Gaussian Mixture PhD recursion (1/3)

  • Assume that \[ v_{k-1}(x) = \sum_{i=1}^{J_{k-1}}w_{k-1}^{(i)}\calN(x;m_{k-1}^{(i)},P_{k-1}^{(i)}) \] then \[ v_{k-1|k-1}(x) = v_{S,k|k-1}(x) + v_{\beta,k|k-1}(x) + \gamma_k(x) \]
  • where \[ v_{S,k|k-1}(x)=p_{S,k}\sum_{j=1}^{J_{k-1}}w_{k-1}^{(j)}\calN(x;m_{S,k|k-1}^{(j)},P_{S,k|k-1}^{(j)}) \] \[ m_{S,k|k-1}^{(j)} = F_{k-1}m_{k-1}^{(j)}\qquad P_{S,k|k-1}^{(j)} = F_{k-1}P_{k-1}^{(j)}F_{k-1}^T+Q_{k-1} \]

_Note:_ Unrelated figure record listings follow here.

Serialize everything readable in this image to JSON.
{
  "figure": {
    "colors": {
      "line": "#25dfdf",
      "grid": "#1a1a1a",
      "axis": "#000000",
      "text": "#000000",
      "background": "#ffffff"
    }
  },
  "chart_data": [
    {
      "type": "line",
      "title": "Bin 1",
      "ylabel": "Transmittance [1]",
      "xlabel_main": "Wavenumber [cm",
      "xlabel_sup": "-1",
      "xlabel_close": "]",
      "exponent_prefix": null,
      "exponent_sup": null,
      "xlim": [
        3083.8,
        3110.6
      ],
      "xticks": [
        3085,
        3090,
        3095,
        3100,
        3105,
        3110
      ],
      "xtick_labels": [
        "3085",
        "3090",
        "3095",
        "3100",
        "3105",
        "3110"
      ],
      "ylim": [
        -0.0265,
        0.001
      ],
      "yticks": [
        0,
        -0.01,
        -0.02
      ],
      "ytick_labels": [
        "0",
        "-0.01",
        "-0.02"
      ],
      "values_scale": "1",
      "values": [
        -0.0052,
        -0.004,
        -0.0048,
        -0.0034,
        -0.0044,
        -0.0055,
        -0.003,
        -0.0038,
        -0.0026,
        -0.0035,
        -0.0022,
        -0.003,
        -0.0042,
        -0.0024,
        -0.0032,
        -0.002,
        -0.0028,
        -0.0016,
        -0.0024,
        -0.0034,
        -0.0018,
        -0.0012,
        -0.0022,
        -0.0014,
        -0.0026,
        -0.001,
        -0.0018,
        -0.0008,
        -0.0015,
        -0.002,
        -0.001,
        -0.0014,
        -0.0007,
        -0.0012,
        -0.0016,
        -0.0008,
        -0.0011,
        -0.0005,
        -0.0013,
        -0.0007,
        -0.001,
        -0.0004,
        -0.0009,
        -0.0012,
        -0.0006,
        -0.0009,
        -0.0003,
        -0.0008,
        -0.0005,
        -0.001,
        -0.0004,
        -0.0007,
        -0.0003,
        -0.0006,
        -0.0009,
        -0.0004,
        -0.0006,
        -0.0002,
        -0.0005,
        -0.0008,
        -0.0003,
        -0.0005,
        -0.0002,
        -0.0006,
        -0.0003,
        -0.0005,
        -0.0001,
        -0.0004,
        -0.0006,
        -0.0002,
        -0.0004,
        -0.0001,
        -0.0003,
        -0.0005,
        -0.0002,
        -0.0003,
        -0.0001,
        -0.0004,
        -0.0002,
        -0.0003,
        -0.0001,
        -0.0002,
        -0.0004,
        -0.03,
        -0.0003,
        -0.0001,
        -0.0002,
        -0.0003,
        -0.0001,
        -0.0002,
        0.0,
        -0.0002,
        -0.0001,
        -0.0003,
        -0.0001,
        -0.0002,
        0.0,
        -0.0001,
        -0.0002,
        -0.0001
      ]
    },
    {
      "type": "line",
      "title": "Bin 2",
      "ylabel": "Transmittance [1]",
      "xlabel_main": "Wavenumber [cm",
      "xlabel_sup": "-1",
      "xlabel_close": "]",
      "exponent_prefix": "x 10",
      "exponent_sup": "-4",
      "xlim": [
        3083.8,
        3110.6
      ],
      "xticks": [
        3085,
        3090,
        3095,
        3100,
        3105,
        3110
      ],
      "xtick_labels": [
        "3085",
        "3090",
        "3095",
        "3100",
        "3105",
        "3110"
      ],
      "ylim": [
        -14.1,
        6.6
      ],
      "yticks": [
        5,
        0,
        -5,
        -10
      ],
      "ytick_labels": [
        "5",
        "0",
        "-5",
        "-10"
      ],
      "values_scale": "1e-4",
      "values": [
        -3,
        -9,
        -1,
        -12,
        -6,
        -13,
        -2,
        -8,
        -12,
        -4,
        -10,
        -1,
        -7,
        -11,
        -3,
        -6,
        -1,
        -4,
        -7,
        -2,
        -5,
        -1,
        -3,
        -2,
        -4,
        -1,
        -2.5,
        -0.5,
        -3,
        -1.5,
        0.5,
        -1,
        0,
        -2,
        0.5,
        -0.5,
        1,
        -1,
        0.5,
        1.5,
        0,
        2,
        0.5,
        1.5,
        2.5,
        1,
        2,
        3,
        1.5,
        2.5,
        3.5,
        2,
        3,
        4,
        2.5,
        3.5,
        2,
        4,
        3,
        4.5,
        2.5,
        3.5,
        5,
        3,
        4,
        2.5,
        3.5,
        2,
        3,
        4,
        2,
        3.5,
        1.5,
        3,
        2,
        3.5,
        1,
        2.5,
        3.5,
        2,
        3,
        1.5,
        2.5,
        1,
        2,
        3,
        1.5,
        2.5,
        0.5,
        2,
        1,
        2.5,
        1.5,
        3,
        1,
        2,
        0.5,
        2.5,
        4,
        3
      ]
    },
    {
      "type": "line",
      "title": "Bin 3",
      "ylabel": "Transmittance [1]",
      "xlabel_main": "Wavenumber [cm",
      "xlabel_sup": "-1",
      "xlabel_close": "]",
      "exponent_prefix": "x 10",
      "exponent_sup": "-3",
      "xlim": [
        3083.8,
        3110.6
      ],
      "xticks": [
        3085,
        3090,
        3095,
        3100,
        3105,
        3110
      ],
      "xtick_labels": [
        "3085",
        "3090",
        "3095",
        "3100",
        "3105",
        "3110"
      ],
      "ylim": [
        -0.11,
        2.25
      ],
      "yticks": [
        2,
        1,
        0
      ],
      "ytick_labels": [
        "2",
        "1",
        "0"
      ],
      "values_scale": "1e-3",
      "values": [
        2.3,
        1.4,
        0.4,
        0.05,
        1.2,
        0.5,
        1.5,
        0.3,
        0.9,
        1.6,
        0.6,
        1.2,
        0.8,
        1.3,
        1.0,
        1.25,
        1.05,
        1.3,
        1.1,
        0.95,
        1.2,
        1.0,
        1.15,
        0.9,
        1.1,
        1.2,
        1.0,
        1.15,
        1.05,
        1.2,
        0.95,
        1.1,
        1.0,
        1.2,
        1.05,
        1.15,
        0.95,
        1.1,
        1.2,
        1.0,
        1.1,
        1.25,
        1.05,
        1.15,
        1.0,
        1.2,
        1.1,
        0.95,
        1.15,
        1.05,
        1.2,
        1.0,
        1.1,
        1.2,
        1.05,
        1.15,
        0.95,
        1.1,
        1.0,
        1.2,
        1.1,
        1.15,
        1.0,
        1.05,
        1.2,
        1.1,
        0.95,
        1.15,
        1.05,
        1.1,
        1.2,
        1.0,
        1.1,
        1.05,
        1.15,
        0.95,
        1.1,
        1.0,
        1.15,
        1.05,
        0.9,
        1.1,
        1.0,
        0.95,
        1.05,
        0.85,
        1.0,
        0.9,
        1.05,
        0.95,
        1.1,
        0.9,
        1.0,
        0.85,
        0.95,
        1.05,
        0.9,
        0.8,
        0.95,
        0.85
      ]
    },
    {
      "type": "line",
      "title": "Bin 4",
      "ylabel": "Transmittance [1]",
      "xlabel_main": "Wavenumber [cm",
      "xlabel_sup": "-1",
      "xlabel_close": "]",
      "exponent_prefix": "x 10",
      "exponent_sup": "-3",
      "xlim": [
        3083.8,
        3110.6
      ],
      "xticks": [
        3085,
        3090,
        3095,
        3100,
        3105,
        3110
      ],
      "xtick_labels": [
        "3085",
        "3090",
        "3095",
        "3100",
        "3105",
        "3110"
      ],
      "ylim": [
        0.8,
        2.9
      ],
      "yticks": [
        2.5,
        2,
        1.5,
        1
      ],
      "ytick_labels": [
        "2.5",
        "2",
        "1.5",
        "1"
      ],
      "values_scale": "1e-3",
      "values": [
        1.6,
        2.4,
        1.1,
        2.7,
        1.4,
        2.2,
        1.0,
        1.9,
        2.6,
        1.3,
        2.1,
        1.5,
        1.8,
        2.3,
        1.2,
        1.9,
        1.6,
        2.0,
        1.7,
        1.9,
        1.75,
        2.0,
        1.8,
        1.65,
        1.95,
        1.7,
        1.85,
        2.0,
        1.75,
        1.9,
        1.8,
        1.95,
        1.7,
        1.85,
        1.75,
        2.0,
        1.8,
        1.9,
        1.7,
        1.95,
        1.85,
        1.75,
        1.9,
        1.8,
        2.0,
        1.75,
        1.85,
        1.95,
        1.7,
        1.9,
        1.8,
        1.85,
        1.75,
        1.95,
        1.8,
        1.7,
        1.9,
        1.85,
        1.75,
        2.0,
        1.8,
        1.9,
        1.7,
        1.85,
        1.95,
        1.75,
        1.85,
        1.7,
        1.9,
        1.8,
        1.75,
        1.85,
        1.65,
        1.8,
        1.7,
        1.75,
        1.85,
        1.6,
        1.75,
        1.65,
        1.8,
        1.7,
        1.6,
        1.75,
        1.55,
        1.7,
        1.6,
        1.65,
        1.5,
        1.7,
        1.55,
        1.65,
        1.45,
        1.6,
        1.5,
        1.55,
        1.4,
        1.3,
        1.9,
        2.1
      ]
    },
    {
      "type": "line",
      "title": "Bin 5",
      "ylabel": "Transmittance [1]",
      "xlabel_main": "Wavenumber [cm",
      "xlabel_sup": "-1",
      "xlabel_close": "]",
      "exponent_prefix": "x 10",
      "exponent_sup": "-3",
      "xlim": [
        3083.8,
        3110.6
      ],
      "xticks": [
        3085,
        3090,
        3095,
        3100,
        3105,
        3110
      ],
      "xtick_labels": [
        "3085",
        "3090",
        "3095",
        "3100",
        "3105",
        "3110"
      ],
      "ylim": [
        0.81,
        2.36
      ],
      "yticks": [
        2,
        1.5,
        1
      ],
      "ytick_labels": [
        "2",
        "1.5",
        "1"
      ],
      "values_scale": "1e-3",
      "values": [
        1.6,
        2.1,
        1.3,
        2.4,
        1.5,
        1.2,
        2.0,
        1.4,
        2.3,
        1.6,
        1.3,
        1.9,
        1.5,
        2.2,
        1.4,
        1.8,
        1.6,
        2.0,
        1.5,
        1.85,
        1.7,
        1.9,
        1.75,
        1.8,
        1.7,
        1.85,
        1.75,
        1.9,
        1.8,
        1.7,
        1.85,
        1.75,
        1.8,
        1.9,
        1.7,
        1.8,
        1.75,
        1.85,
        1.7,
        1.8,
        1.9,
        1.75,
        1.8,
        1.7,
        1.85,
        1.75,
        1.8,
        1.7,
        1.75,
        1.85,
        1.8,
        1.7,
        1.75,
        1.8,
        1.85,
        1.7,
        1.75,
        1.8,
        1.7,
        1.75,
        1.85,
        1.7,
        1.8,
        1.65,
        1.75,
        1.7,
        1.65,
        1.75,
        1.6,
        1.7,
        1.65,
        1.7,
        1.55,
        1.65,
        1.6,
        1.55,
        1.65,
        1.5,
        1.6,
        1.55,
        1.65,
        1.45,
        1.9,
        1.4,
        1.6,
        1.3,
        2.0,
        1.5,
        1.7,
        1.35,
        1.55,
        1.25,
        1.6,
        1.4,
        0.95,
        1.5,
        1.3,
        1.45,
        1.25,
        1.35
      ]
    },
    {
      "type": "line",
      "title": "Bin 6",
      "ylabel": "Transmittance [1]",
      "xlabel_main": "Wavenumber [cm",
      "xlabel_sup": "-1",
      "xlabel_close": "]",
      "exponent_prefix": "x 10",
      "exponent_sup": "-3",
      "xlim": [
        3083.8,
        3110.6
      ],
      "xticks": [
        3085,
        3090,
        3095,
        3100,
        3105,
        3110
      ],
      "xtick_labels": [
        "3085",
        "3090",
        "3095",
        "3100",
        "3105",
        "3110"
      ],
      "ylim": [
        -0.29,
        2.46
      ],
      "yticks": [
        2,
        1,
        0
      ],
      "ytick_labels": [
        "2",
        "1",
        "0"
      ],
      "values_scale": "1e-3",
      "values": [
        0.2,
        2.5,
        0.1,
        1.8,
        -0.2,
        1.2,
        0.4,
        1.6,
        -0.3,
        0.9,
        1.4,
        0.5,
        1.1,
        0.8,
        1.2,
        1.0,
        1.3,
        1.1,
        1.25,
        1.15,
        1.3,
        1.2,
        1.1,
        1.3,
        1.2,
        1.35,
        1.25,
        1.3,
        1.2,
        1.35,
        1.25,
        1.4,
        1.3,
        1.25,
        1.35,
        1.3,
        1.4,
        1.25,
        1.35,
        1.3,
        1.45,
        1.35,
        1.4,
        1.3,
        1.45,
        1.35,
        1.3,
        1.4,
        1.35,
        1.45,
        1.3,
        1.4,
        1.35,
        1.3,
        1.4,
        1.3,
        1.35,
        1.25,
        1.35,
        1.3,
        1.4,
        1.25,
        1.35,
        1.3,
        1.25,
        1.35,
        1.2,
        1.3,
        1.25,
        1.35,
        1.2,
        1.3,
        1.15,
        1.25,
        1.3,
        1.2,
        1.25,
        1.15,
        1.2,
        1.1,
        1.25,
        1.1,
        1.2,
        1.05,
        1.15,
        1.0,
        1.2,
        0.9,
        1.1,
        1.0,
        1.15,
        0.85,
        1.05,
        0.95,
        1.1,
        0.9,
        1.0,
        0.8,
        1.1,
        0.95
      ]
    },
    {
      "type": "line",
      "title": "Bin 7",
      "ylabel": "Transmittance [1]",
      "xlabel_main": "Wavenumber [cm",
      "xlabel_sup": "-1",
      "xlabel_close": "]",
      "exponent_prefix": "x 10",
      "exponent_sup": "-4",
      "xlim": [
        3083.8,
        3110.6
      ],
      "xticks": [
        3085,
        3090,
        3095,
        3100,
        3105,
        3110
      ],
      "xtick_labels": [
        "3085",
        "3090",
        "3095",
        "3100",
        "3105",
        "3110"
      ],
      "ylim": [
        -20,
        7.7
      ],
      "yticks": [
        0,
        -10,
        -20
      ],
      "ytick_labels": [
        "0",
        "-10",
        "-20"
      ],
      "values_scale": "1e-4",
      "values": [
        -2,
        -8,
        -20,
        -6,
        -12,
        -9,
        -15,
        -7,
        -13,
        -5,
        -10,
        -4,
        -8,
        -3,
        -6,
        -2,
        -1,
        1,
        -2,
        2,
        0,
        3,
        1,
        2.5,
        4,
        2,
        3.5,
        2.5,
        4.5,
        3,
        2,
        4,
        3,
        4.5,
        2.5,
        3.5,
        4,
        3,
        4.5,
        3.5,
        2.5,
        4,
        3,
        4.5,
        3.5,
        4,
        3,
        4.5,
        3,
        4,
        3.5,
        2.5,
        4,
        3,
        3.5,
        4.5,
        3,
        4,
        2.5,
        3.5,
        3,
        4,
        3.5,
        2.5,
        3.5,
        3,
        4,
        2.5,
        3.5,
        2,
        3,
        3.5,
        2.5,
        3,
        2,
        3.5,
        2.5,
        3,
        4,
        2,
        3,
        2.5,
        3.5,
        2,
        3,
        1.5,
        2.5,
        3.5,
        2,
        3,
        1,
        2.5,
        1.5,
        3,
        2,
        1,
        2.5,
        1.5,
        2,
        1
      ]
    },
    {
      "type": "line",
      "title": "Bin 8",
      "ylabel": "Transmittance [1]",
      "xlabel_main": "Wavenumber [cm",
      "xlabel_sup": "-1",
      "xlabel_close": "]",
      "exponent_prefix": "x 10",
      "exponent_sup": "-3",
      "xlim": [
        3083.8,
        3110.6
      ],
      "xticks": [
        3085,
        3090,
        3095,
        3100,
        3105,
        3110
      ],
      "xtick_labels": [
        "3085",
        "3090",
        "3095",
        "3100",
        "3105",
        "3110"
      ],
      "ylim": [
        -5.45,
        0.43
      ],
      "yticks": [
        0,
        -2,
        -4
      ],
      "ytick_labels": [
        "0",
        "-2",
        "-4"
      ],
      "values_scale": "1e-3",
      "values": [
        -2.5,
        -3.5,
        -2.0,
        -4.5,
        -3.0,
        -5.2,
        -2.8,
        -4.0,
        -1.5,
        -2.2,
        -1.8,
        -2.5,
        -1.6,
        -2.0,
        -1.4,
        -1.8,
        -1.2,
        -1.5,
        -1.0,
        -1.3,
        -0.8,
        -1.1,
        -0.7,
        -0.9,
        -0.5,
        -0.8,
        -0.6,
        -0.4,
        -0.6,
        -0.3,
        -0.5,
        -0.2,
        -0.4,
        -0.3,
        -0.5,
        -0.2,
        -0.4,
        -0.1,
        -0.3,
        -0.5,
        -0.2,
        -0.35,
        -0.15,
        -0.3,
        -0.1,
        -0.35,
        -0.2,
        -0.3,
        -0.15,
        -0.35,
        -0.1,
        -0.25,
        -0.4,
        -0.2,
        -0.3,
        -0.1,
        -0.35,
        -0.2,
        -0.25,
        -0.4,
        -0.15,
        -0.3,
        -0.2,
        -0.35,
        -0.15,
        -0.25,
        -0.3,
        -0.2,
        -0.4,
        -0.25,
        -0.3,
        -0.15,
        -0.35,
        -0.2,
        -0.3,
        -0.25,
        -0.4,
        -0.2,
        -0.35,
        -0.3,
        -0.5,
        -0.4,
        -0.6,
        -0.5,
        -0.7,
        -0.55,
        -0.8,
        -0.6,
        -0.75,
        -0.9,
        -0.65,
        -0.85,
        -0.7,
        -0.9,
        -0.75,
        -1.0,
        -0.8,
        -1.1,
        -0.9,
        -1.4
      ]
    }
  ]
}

Gaussian Mixture PhD recursion (2/3)

  • \[ v_{\beta,k|k-1}(x)=\sum_{j=1}^{J_{k-1}}\sum_{\ell=1}^{J_{\beta,k}}w_{k-1}^{(j)}w_{\beta,k}^{\ell}\calN(x;m_{\beta,k|k-1}^{(j,\ell)},P_{\beta,k|k-1}^{(j,\ell)}) \]
  • where \[ m_{\beta,k|k-1}^{(j,\ell)} = F_{\beta,k-1}^{(\ell)}m_{k-1}^{(j)}+d_{\beta,k-1}^{(\ell)}\quad P_{\beta,k|k-1}^{(j,\ell)} = F_{\beta,k-1}^{(\ell)}P_{\beta,k-1}^{(j)}{F_{\beta,k-1}^{(\ell)}}^T+Q_{\beta,k-1}^{(\ell)} \]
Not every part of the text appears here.